As the war entered its closing phase, Soviet troops invaded Manchukuo in August 1945 and the medical experimentation staff returned to Japan. All were issued with cyanide pills to take in an emergency, and Ishii instructed everyone that they should never speak of what had happened. A few staff remained on site with instructions to blow up the buildings as the enemy troops approached. In the event, the buildings had been constructed too strongly to be so easily demolished, and most were unaffected by the explosives. Today some are museums.
When the Empire of Japan surrendered to the Allies in 1945, the Supreme Commander of the Allied Forces, General Douglas MacArthur, was given the responsibility or restoring peace to Japan. The work at the secret camps had all been well documented, and the research scientists and doctors were all known to the Allies as being among the most sadistic and inhuman individuals of the entire war. They were all immediately categorized as culpable war criminals. Those who had been apprehended by the Soviets were prosecuted at the Khabarovsk War Crime Trials. Twelve of the top researchers and commanders were prosecuted for their crimes. One was the Commander-in-Chief of the Kwantung Army that occupied Manchuria. He was General Otozo Yamada, in charge of the biological warfare research. He was sentenced to 25 years in a Siberian work camp but was released to return to Japan in 1956. Meanwhile, the Soviets went on to establish a biological research institute in Sverdlovsk that was founded on the findings from Unit 731.
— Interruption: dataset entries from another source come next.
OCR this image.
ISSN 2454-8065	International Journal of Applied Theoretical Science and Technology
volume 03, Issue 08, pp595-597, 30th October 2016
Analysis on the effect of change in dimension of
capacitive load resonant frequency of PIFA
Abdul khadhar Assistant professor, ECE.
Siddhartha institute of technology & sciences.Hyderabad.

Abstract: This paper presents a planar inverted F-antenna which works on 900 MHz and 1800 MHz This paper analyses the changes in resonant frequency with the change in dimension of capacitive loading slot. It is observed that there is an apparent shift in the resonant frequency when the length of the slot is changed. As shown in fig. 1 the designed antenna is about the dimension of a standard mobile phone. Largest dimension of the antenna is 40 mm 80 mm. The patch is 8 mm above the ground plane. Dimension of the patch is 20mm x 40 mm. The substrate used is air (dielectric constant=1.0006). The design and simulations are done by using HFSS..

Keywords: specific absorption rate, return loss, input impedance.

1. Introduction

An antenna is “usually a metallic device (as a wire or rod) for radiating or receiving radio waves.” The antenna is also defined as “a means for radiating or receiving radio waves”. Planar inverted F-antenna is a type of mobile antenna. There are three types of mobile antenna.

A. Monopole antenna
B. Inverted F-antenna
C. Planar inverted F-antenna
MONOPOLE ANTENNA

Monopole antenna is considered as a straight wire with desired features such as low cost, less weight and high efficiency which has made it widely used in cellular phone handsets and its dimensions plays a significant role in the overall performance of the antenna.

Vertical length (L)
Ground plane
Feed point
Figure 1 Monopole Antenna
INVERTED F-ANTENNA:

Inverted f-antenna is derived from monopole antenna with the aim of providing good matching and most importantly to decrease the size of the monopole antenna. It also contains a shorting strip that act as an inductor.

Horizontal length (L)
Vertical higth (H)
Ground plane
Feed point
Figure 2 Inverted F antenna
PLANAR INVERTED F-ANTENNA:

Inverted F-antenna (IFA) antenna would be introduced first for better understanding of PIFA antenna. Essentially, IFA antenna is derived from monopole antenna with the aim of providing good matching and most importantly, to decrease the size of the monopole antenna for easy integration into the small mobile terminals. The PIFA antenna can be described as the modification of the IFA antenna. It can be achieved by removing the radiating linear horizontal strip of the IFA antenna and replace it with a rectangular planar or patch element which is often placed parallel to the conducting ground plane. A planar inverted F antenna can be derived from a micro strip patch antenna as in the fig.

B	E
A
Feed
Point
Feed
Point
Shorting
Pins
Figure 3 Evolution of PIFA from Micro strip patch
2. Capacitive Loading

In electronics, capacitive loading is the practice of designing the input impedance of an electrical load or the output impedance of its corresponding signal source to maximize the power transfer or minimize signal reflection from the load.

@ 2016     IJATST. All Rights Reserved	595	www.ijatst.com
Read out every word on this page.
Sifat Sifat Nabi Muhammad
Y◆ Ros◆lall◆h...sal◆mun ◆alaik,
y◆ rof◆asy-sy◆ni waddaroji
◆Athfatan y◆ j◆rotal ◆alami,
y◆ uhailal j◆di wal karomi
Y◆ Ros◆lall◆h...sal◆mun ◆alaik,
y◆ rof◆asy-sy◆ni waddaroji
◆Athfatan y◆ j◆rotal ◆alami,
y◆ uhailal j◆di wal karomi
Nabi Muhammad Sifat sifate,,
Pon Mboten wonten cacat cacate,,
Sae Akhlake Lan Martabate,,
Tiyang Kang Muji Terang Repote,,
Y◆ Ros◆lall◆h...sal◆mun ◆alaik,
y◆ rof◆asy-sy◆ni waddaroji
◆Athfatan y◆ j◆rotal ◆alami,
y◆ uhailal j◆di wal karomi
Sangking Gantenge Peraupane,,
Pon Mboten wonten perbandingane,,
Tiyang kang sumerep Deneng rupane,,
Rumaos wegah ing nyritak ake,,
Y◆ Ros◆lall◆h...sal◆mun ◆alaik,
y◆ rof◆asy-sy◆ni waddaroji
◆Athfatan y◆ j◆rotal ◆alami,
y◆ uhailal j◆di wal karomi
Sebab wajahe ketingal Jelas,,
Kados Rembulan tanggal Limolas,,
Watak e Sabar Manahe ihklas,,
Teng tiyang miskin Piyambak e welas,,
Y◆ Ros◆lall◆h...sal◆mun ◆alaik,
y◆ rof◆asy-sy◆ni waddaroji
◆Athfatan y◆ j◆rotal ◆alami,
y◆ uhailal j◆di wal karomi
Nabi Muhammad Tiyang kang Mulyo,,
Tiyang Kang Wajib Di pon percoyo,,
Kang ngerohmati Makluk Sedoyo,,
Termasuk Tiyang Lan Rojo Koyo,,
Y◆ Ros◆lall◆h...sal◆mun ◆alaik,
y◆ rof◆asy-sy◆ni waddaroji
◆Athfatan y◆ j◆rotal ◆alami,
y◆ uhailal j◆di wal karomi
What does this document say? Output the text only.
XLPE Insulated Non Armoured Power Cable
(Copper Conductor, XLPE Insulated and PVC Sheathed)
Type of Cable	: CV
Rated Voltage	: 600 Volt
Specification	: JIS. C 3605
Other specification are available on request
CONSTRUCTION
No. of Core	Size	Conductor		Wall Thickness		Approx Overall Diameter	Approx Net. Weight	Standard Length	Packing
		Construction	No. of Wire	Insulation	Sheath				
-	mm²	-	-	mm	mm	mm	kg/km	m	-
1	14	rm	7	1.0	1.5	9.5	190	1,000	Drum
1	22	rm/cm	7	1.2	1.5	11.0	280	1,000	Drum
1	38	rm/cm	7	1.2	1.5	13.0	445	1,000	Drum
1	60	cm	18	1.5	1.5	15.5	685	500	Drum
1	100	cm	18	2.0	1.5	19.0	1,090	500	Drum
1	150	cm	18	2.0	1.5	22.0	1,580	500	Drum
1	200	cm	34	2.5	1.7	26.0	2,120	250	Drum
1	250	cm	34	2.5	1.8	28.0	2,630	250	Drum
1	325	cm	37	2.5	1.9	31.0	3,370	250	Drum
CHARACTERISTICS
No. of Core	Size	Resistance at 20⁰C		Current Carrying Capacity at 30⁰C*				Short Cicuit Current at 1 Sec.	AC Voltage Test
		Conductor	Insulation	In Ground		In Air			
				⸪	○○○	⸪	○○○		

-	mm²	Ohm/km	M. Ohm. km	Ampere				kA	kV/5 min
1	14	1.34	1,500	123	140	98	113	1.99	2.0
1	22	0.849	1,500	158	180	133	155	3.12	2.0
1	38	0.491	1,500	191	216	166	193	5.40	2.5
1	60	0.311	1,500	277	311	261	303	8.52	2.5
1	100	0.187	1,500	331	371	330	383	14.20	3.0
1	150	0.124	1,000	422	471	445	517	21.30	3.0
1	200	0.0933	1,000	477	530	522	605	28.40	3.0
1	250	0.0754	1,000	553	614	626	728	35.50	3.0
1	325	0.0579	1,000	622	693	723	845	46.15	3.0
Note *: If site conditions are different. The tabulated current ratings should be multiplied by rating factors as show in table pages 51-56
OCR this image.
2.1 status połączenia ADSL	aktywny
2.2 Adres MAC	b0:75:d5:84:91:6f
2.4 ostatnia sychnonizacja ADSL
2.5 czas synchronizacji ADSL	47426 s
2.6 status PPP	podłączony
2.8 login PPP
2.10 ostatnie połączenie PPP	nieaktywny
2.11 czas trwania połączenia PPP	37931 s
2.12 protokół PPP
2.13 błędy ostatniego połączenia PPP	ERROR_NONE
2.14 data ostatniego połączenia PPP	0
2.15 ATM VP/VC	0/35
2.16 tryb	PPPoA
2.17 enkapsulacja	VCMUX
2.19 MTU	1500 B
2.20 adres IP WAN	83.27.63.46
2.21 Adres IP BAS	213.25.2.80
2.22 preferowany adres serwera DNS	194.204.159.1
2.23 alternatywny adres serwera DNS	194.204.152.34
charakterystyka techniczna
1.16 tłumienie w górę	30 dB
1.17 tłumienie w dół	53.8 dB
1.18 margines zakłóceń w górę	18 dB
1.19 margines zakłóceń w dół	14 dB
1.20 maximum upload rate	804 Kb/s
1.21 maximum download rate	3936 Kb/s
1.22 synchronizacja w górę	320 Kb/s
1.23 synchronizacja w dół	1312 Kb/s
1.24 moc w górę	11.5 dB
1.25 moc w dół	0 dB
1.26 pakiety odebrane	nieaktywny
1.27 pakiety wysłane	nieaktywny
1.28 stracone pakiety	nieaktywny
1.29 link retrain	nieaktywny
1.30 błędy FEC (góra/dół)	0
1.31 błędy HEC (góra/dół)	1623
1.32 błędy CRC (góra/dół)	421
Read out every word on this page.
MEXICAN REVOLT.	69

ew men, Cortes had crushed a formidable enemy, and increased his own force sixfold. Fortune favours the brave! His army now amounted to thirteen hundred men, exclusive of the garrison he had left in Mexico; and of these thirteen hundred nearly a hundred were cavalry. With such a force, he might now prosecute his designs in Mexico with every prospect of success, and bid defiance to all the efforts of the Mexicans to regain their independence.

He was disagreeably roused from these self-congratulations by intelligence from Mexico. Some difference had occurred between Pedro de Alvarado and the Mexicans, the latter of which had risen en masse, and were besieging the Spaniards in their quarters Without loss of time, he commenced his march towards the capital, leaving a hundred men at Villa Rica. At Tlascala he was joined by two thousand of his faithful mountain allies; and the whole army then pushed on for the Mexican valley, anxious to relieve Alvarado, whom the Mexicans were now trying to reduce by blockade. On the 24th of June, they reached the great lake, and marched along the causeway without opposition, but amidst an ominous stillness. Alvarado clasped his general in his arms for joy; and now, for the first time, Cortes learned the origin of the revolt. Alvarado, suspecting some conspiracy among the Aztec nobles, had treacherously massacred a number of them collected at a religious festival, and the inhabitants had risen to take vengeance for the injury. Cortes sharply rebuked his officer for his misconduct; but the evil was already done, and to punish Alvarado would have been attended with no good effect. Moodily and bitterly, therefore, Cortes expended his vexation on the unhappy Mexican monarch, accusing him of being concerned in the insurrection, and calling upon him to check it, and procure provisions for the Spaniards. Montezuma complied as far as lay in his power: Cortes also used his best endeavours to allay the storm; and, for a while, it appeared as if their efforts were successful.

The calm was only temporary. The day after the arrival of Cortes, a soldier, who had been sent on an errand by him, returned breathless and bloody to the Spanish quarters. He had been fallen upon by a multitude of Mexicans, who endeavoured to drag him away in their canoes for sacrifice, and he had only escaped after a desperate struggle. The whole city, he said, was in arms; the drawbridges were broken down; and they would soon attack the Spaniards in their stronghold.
The researchers who were captured by the Western Allies, or surrendered to American forces, were treated very differently. Ishii had lengthy discussions with the Americans and was treated well during his confinement. In May 1947, General MacArthur entered a plea bargain with the Japanese. He informed Washington that, if the perpetrators were guaranteed immunity from prosecution, the United States could benefit from all their findings. The results would not be made available to any other nation. The deal was agreed and, when the Tokyo War Crimes Tribunal convened to try Japanese war criminals, only one case of human experimentation was brought before the courts. This was the alleged use of poisonous serum against Chinese civilians, and the case was dismissed due to insufficient evidence. Large numbers of those Japanese workers who had carried out the inhuman research were offered freedom in exchange for their findings, and went on to hold positions of importance in academia, politics and business. Many of them practised medicine after the war. One became the head of the leading Japanese pharmaceutical company; another became president of a prestigious American medical school.